Eventually, Phillips gravitated toward the local punk and hardcore scene and would regularly attend shows at the Blind Lemon (now the Foundry), the now-closed Speak in Tongues, the Grog Shop, Peabody's and the Phantasy. He helped the local metal band Mushroomhead sell merch for a little while. In the early 2000s, he moved to Pittsburgh and began booking shows at DIY spaces. In 2005, he decided to put out his first album. A compilation of tunes featuring indie and hardcore bands playing covers of songs by Cleveland hardcore heroes Integrity, the album, which came out in 2006, wasn't as easy to assemble as he anticipated. But it was a successful release, and the initial pressing of 1,000 copies sold out.
"I thought it would be easier to get my toes wet with that kind of thing," he says. "Once the idea got out and as big as that band was globally, bands from all over submitted songs. I had to be rather selective. I had over 50 submissions. Some bands fell off and then other ones came along. It was a CD, and it was very challenging. Dealing with just one band and having one or two main contacts is much easier. I can see how people get frustrated."
The release paved the way for the label to move forward and the punk band This Time Next Year had a big release in 2007.
"They were a pop-punk band from the Bay Area of California, and I knew them from their previous bands," he says. "I didn't jump at the idea of putting out their album. We put it out a seven-song EP and the guys moved up quickly to other labels. That was the first I had that went on to something bigger. It was cool to have a part in setting them up and watching them blossom."

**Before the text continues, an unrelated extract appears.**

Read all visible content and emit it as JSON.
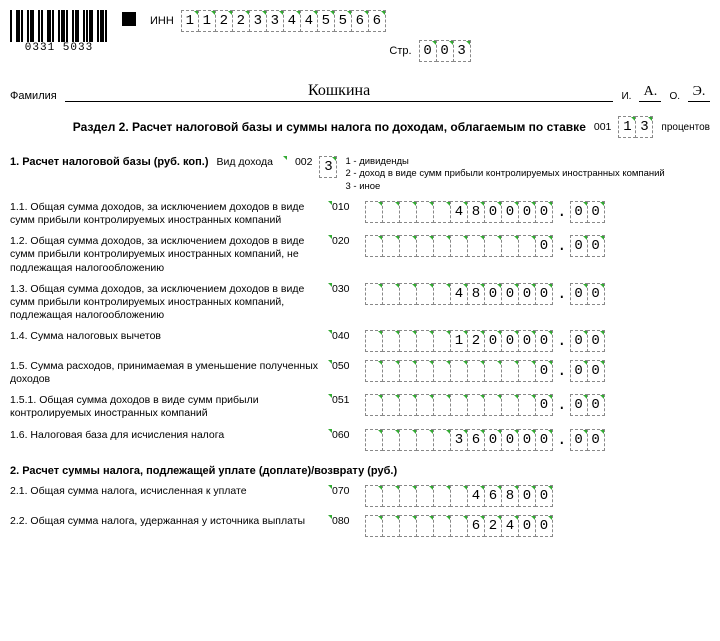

In 2008, he took a break from the label and didn't release anything until 2011.
"I just needed to take some time off," he says. "In that short period of time, CD sales really fell off. I had always wanted to do vinyl going back to my exposure when I was young. I was friends with these guys in a band called Light Years. They wanted to do a record and I was thinking about bringing the label back. I realized that putting out vinyl was more expensive. Being more financially stable, I knew I could afford to do vinyl. And I decided to do only vinyl."

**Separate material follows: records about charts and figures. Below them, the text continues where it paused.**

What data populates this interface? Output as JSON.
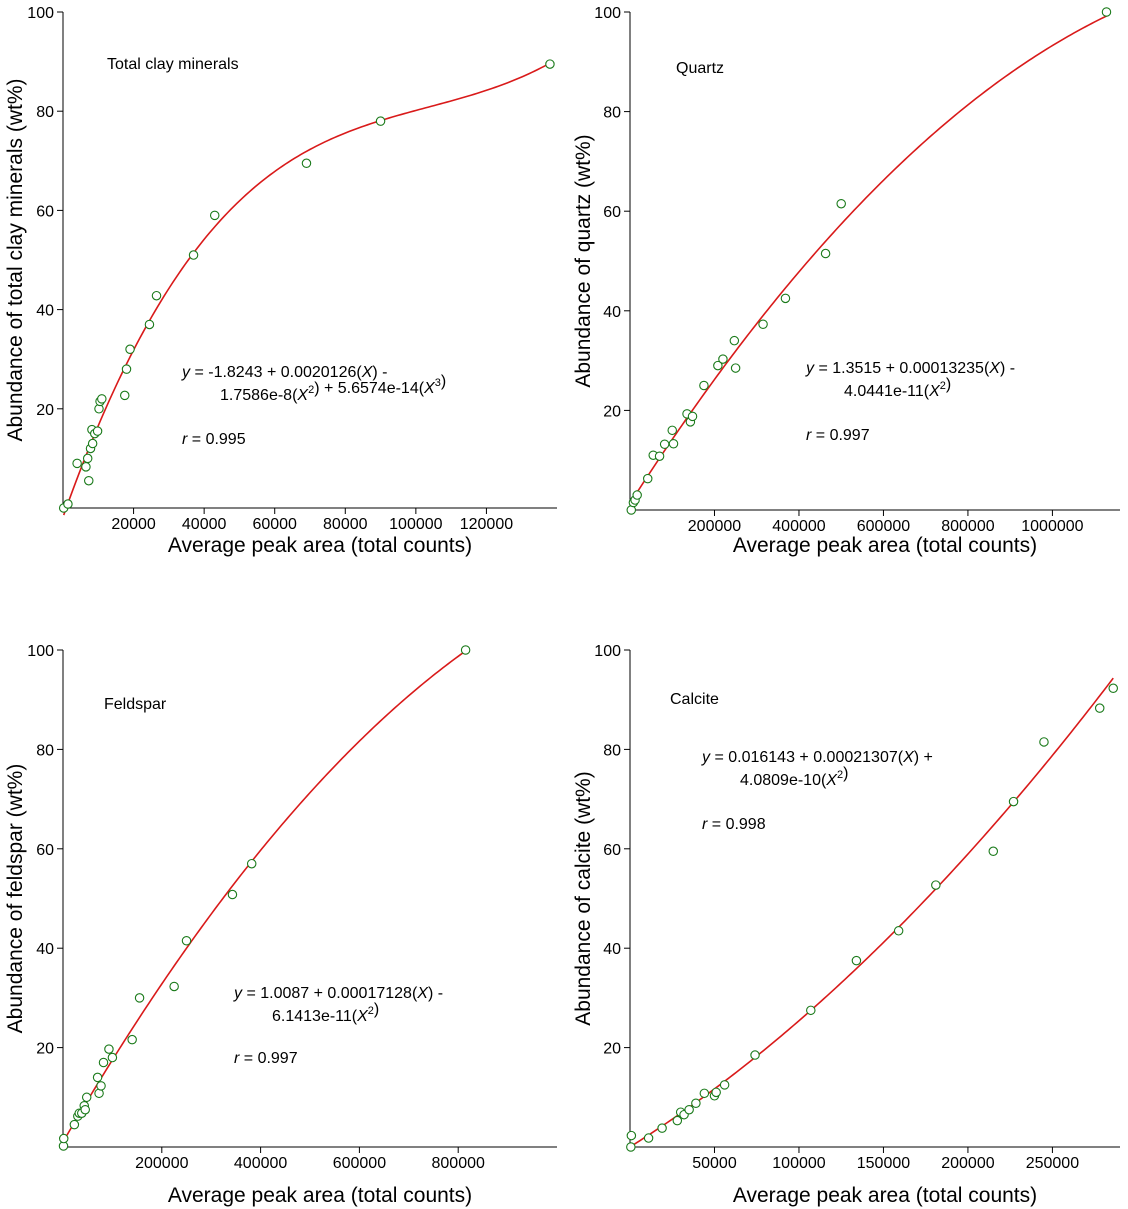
{
  "chart_data": [
    {
      "type": "scatter",
      "title": "Total clay minerals",
      "xlabel": "Average peak area (total counts)",
      "ylabel": "Abundance of total clay minerals (wt%)",
      "xlim": [
        0,
        140000
      ],
      "ylim": [
        0,
        100
      ],
      "x_ticks": [
        20000,
        40000,
        60000,
        80000,
        100000,
        120000
      ],
      "y_ticks": [
        20,
        40,
        60,
        80,
        100
      ],
      "fit": {
        "coefficients": [
          -1.8243,
          0.0020126,
          -1.7586e-08,
          5.6574e-14
        ]
      },
      "equation": {
        "y_var": "y",
        "line1": " = -1.8243 + 0.0020126(X) -",
        "line2": "1.7586e-8(X2) + 5.6574e-14(X3)",
        "r_var": "r",
        "r_text": " = 0.995"
      },
      "series": [
        {
          "x": [
            200,
            1400,
            4000,
            6500,
            7000,
            7300,
            7800,
            8200,
            8400,
            9000,
            9800,
            10200,
            10500,
            11000,
            17500,
            18000,
            19000,
            24500,
            26500,
            37000,
            43000,
            69000,
            90000,
            138000
          ],
          "y": [
            0,
            0.8,
            9,
            8.3,
            10,
            5.5,
            12,
            15.8,
            13,
            15,
            15.5,
            20,
            21.5,
            22,
            22.7,
            28,
            32,
            37,
            42.8,
            51,
            59,
            69.5,
            78,
            89.5
          ]
        }
      ]
    },
    {
      "type": "scatter",
      "title": "Quartz",
      "xlabel": "Average peak area (total counts)",
      "ylabel": "Abundance of quartz (wt%)",
      "xlim": [
        0,
        1160000
      ],
      "ylim": [
        0,
        100
      ],
      "x_ticks": [
        200000,
        400000,
        600000,
        800000,
        1000000
      ],
      "y_ticks": [
        20,
        40,
        60,
        80,
        100
      ],
      "fit": {
        "coefficients": [
          1.3515,
          0.00013235,
          -4.0441e-11
        ]
      },
      "equation": {
        "y_var": "y",
        "line1": " = 1.3515 + 0.00013235(X) -",
        "line2": "4.0441e-11(X2)",
        "r_var": "r",
        "r_text": " = 0.997"
      },
      "series": [
        {
          "x": [
            3000,
            8000,
            12000,
            17000,
            42000,
            55000,
            70000,
            82000,
            100000,
            103000,
            135000,
            143000,
            148000,
            175000,
            208000,
            220000,
            247000,
            250000,
            315000,
            368000,
            463000,
            500000,
            1128000
          ],
          "y": [
            0,
            1.5,
            2,
            3,
            6.3,
            11,
            10.8,
            13.2,
            16,
            13.3,
            19.3,
            17.7,
            18.8,
            25,
            29,
            30.3,
            34,
            28.5,
            37.3,
            42.5,
            51.5,
            61.5,
            100
          ]
        }
      ]
    },
    {
      "type": "scatter",
      "title": "Feldspar",
      "xlabel": "Average peak area (total counts)",
      "ylabel": "Abundance of feldspar (wt%)",
      "xlim": [
        0,
        1000000
      ],
      "ylim": [
        0,
        100
      ],
      "x_ticks": [
        200000,
        400000,
        600000,
        800000
      ],
      "y_ticks": [
        20,
        40,
        60,
        80,
        100
      ],
      "fit": {
        "coefficients": [
          1.0087,
          0.00017128,
          -6.1413e-11
        ]
      },
      "equation": {
        "y_var": "y",
        "line1": " = 1.0087 + 0.00017128(X) -",
        "line2": "6.1413e-11(X2)",
        "r_var": "r",
        "r_text": " = 0.997"
      },
      "series": [
        {
          "x": [
            1000,
            1500,
            23000,
            30000,
            33000,
            38000,
            43000,
            45000,
            48000,
            70000,
            73000,
            77000,
            82000,
            93000,
            100000,
            140000,
            155000,
            225000,
            250000,
            343000,
            382000,
            815000
          ],
          "y": [
            0.2,
            1.7,
            4.5,
            6.2,
            6.8,
            6.8,
            8.3,
            7.5,
            10,
            14,
            10.8,
            12.3,
            17,
            19.7,
            18,
            21.6,
            30,
            32.3,
            41.5,
            50.8,
            57,
            100
          ]
        }
      ]
    },
    {
      "type": "scatter",
      "title": "Calcite",
      "xlabel": "Average peak area (total counts)",
      "ylabel": "Abundance of calcite (wt%)",
      "xlim": [
        0,
        290000
      ],
      "ylim": [
        0,
        100
      ],
      "x_ticks": [
        50000,
        100000,
        150000,
        200000,
        250000
      ],
      "y_ticks": [
        20,
        40,
        60,
        80,
        100
      ],
      "fit": {
        "coefficients": [
          0.016143,
          0.00021307,
          4.0809e-10
        ]
      },
      "equation": {
        "y_var": "y",
        "line1": " = 0.016143 + 0.00021307(X) +",
        "line2": "4.0809e-10(X2)",
        "r_var": "r",
        "r_text": " = 0.998"
      },
      "series": [
        {
          "x": [
            500,
            800,
            11000,
            19000,
            28000,
            30000,
            32000,
            35000,
            39000,
            44000,
            50000,
            51000,
            56000,
            74000,
            107000,
            134000,
            159000,
            181000,
            215000,
            227000,
            245000,
            278000,
            286000
          ],
          "y": [
            0,
            2.3,
            1.8,
            3.8,
            5.3,
            7,
            6.5,
            7.5,
            8.8,
            10.8,
            10.3,
            11,
            12.5,
            18.5,
            27.5,
            37.5,
            43.5,
            52.7,
            59.5,
            69.5,
            81.5,
            88.3,
            92.3
          ]
        }
      ]
    }
  ]
}
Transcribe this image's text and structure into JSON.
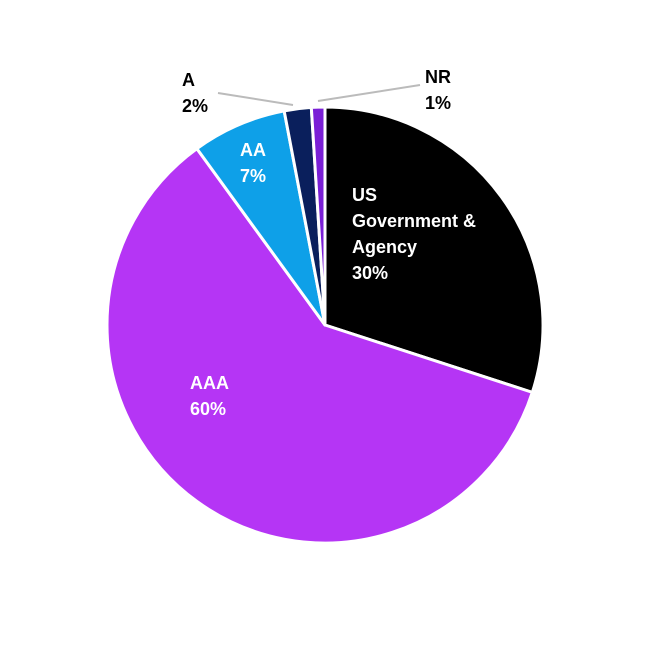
{
  "chart_data": {
    "type": "pie",
    "categories": [
      "US Government & Agency",
      "AAA",
      "AA",
      "A",
      "NR"
    ],
    "values": [
      30,
      60,
      7,
      2,
      1
    ],
    "value_labels": [
      "30%",
      "60%",
      "7%",
      "2%",
      "1%"
    ],
    "colors": [
      "#000000",
      "#b535f5",
      "#0ea0e8",
      "#0a1f5c",
      "#7a1fd6"
    ]
  }
}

He released a Light Years 7-inch and an LP by the Arizona hardcore band Territory. This year, he's already released an LP by local hardcore heroes Harvey Pekar and a 7-inch for the Massachusetts-based band Foxfires. The Harvey Pekar album has received generally favorable reviews.
"They're nostalgic for an earlier era in the late '90s and early 2000s," he says when asked what he likes about the band. "Back then, I was going to a show every day of the week. They were all amazing shows and they were packed with kids. I became friends with those kids and those kids are still my friends. Harvey Pekar's sound is rooted in mid-tempo hardcore but alludes to the punk and rock 'n' roll that was popularized in the early 2000s. They were going to those same shows that I was going to. Knowing those guys and their passions for art and comics and that kind of stuff and looking at their lyrics, it all makes sense."
Before the year's end, he'll release new albums from a band called Sweet Weapons and Winnipeg's Burn Your World. For the first-ever label showcase, he's lined up both local (Harvey Pekar, Two Hand Fools and My Mouth is the Speaker) and national acts (Foxfires, Go Deep, Gator King and Burn Your World).
"The bands play all different genres so it's fun to have a mixed bill because you don't see that kind of thing very often. I've never done a label showcase. I did some showcases when I worked at college radio. We would have punk and metal bands all on one bill and it was great. This is the first label showcase, and I'm really looking forward to it."